Without a coat to check, I shuffled myself ahead into the antechamber. I stood waiting, packed tightly with other guests. Who were these guests and what were they? I asked myself. They all looked so different from the people in Planar Hollow.
“The name’s Doctor Facsimile of Planar Hollow. And you would be?”
“Doctor Facsimile? What happened to you?” I asked.
“What happened to me?” he asked.
“You’re not a line anymore. You’re eight lines. Eight different people in one!” I shrieked.
“He is still one person. He’s just an octagon now, just like you sir,” Lord Prism interjected.
“Octagon?” I asked.
“An octagon is an eight-sided shape. You are seeing things from a different perspective here. And you will see even more new things very soon,” Lord Prism replied.
The walls around us closed.
When we were fully circumscribed in that inner chamber, the most curious series of events took place. A rumbling enveloped us. From where, I could not tell. Looking back now I can say it was, in fact, from below. I had never imagined something could exist beneath my body. This was the direction that Lord Prism had referred to as ‘down’ when he told us to check our coats earlier.
The room shook, and a woozy feeling came over me. That feeling I now know was that of vertigo. We were moving upwards. By God, a fourth direction! What other surprises awaited us I could not even imagine.
As we drifted in these new directions, my eyes came upon things outside of the two-dimensional world - the world that I had lived in all my life. No longer did I see single lines, but I saw many lines next to each other, connected in weird ways. Lord Prism said the things we were now seeing were ‘shapes’. He pointed them out, naming each one – circles, squares, rectangles, trapezoids, pentagons, and many other polygons. As we rose upward, these shapes changed, mutating before our very eyes. Circles turned into ovals. Squares turned into trapezoids. It was as if their shape changed relative to how they were perceived by us, their observers. What an odd thing to observe. Everything I knew about the world was changing in that very moment, and it was astonishing. I saw a new world, or the same world I had lived in, but from new eyes.

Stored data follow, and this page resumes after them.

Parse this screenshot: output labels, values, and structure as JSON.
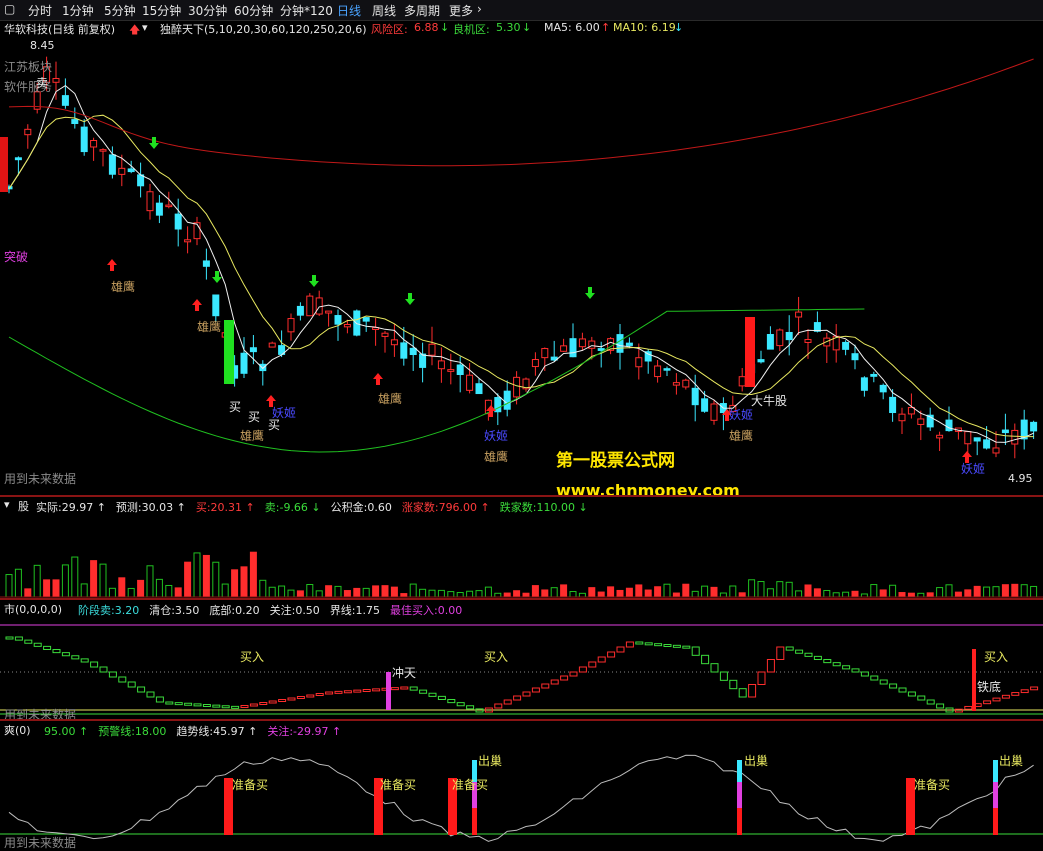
{
  "toolbar": {
    "items": [
      "分时",
      "1分钟",
      "5分钟",
      "15分钟",
      "30分钟",
      "60分钟",
      "分钟*120",
      "日线",
      "周线",
      "多周期",
      "更多"
    ],
    "active": "日线"
  },
  "main": {
    "stock": "华软科技(日线 前复权)",
    "indicator": "独醉天下(5,10,20,30,60,120,250,20,6)",
    "risk_label": "风险区:",
    "risk_value": "6.88",
    "good_label": "良机区:",
    "good_value": "5.30",
    "ma5": "MA5: 6.00",
    "ma10": "MA10: 6.19",
    "high_price": "8.45",
    "low_price": "4.95",
    "side_tags": [
      "江苏板块",
      "软件服务"
    ],
    "future_data": "用到未来数据",
    "signals": {
      "xiongying": "雄鹰",
      "tupo": "突破",
      "mai": "卖",
      "buy": "买",
      "yaoji": "妖姬",
      "daniu": "大牛股"
    }
  },
  "watermark": {
    "line1": "第一股票公式网",
    "line2": "www.chnmoney.com"
  },
  "panel_volume": {
    "title": "股",
    "items": [
      {
        "label": "实际:",
        "value": "29.97",
        "arrow": "↑",
        "color": "#e6e6e6"
      },
      {
        "label": "预测:",
        "value": "30.03",
        "arrow": "↑",
        "color": "#e6e6e6"
      },
      {
        "label": "买:",
        "value": "20.31",
        "arrow": "↑",
        "color": "#ff3b3b"
      },
      {
        "label": "卖:",
        "value": "-9.66",
        "arrow": "↓",
        "color": "#3bdc3b"
      },
      {
        "label": "公积金:",
        "value": "0.60",
        "arrow": "",
        "color": "#e6e6e6"
      },
      {
        "label": "涨家数:",
        "value": "796.00",
        "arrow": "↑",
        "color": "#ff3b3b"
      },
      {
        "label": "跌家数:",
        "value": "110.00",
        "arrow": "↓",
        "color": "#3bdc3b"
      }
    ]
  },
  "panel_market": {
    "title": "市(0,0,0,0)",
    "items": [
      {
        "label": "阶段卖:",
        "value": "3.20",
        "color": "#3bdcdc"
      },
      {
        "label": "清仓:",
        "value": "3.50",
        "color": "#e6e6e6"
      },
      {
        "label": "底部:",
        "value": "0.20",
        "color": "#e6e6e6"
      },
      {
        "label": "关注:",
        "value": "0.50",
        "color": "#e6e6e6"
      },
      {
        "label": "界线:",
        "value": "1.75",
        "color": "#e6e6e6"
      },
      {
        "label": "最佳买入:",
        "value": "0.00",
        "color": "#e040e0"
      }
    ],
    "labels": {
      "buy": "买入",
      "chongtian": "冲天",
      "tiedi": "铁底"
    },
    "future_data": "用到未来数据"
  },
  "panel_shuang": {
    "title": "爽(0)",
    "items": [
      {
        "label": "",
        "value": "95.00",
        "arrow": "↑",
        "color": "#3bdc3b"
      },
      {
        "label": "预警线:",
        "value": "18.00",
        "arrow": "",
        "color": "#3bdc3b"
      },
      {
        "label": "趋势线:",
        "value": "45.97",
        "arrow": "↑",
        "color": "#e6e6e6"
      },
      {
        "label": "关注:",
        "value": "-29.97",
        "arrow": "↑",
        "color": "#e040e0"
      }
    ],
    "labels": {
      "ready": "准备买",
      "chuchao": "出巢"
    },
    "future_data": "用到未来数据"
  },
  "colors": {
    "up": "#ff2d2d",
    "down": "#3be8ff",
    "ma_yellow": "#e8e860",
    "ma_white": "#f0f0f0",
    "ma_red": "#c01818",
    "ma_green": "#20c020"
  }
}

When I got to the ‘top’, I exited the elevator compartment and entered a second antechamber. Guests spilled out of the compartment behind me, some falling onto the floor. The vertigo had overcome them. Many lay on the floor gripping their heads in discomfort. They were not used to the strong gravitational forces their three-dimensional bodies were imparting on them. Like a fulcrum, they bent at their centers of gravity, their heads tipping to the ground. Bodies slapped onto the floor. Some found it difficult to stand back up. Sliding forward then backward, like walking on ice. I also had a great deal of difficulty standing up. I had to support myself against a wall to keep from toppling over.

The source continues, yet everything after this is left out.